Do zamachu miało dojść 26 maja między siódmą a ósmą rano czasu lokalnego w prowincji Hamheung. Limuzyna dyktatora została podobno znaleziona na poboczu drogi podziurawiona kulami. W środku, na zakrwawionym fotelu, rzekomo spoczywało jego ciało. Informacje pochodzące z „północnokoreańskich kręgów wojskowych” miał potwierdzić chiński wywiad.
– Wygląda na to, że informacje o śmierci Kim Dzong Ila są w stu procentach prawdziwe – powiedział anonimowo cytowany przez portal chiński oficer.
Phenian nie zabiera głosu w tej sprawie. Wiadomo tylko, że dyktator rzeczywiście był tego dnia w Hamheung, gdzie – jak podały rządowe media – „spotkał się z robotnikami”. Informacje o zamachu dementuje natomiast Korea Południowa. – Według naszych źródeł są one nieprawdziwe – powiedział rzecznik Ministerstwa ds. Zjednoczenia Korei. Cytujące go agencje zauważają, że tego rodzaju pogłoski pojawiają się bardzo często.Zdaniem byłego ochroniarza Kima, Li Jung Kuka, któremu udało się uciec na Zachód, szanse zabicia komunistycznego dyktatora są zerowe. W wydanej niedawno książce podkreśla on, że przywódcy towarzyszy zawsze armia agentów bezpieki. Gdy podróżuje samochodem, całkowicie wstrzymuje się ruch.

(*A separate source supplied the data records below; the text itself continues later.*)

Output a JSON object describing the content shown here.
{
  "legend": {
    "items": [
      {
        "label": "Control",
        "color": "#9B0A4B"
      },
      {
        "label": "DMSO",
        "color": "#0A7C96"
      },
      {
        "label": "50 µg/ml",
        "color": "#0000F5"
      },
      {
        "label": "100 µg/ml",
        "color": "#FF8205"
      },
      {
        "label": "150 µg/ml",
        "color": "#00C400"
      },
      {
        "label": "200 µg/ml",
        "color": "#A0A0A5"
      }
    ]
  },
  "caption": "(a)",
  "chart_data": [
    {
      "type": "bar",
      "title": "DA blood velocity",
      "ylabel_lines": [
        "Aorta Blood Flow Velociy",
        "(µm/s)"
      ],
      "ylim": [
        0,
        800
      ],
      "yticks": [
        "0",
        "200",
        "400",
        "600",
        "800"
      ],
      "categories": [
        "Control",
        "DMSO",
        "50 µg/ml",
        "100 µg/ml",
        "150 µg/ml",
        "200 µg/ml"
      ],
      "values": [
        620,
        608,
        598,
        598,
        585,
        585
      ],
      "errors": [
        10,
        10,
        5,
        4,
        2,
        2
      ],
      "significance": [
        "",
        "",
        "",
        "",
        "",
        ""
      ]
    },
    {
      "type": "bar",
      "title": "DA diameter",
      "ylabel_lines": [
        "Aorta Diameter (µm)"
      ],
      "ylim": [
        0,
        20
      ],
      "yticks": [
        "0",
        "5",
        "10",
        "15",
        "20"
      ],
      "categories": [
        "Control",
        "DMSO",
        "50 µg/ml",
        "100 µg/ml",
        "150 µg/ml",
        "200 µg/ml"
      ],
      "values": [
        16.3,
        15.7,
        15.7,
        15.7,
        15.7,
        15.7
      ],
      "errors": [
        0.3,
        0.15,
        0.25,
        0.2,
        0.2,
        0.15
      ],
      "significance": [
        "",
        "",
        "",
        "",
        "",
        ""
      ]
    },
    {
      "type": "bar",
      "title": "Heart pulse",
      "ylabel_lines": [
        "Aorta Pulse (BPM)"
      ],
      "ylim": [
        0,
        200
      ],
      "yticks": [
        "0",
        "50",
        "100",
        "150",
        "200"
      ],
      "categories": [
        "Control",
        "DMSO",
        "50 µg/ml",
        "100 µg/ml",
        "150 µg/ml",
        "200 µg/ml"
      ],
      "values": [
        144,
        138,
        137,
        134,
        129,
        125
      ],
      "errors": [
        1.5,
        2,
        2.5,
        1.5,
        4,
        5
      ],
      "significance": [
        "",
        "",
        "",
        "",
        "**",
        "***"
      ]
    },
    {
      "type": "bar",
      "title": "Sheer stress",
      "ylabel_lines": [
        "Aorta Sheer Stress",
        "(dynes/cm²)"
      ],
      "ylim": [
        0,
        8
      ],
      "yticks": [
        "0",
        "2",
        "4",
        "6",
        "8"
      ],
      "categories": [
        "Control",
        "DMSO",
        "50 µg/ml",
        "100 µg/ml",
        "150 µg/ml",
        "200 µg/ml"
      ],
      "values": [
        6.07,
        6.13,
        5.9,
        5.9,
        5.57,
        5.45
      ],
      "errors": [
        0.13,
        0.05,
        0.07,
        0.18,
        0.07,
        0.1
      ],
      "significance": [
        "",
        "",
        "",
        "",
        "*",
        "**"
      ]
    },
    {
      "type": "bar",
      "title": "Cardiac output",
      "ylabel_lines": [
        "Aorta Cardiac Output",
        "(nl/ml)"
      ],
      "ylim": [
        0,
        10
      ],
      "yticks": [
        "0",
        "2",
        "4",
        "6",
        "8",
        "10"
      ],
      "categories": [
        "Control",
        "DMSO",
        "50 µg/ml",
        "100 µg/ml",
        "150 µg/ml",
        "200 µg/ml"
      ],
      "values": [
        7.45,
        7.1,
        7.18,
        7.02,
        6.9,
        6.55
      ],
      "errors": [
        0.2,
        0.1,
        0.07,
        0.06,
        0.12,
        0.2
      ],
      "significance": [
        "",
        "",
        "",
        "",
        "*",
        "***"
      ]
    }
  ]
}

„Wizyty w terenie są do ostatniej chwili utrzymywane w tajemnicy. Dostanie się w pobliże Kima jest niemożliwe ze względu na kilka pierścieni otaczających go ochroniarzy” – napisał Lee.Na doniesienia o zamachu pozytywnie zareagowała tokijska giełda. Indeks akcji podskoczył o trzy punkty.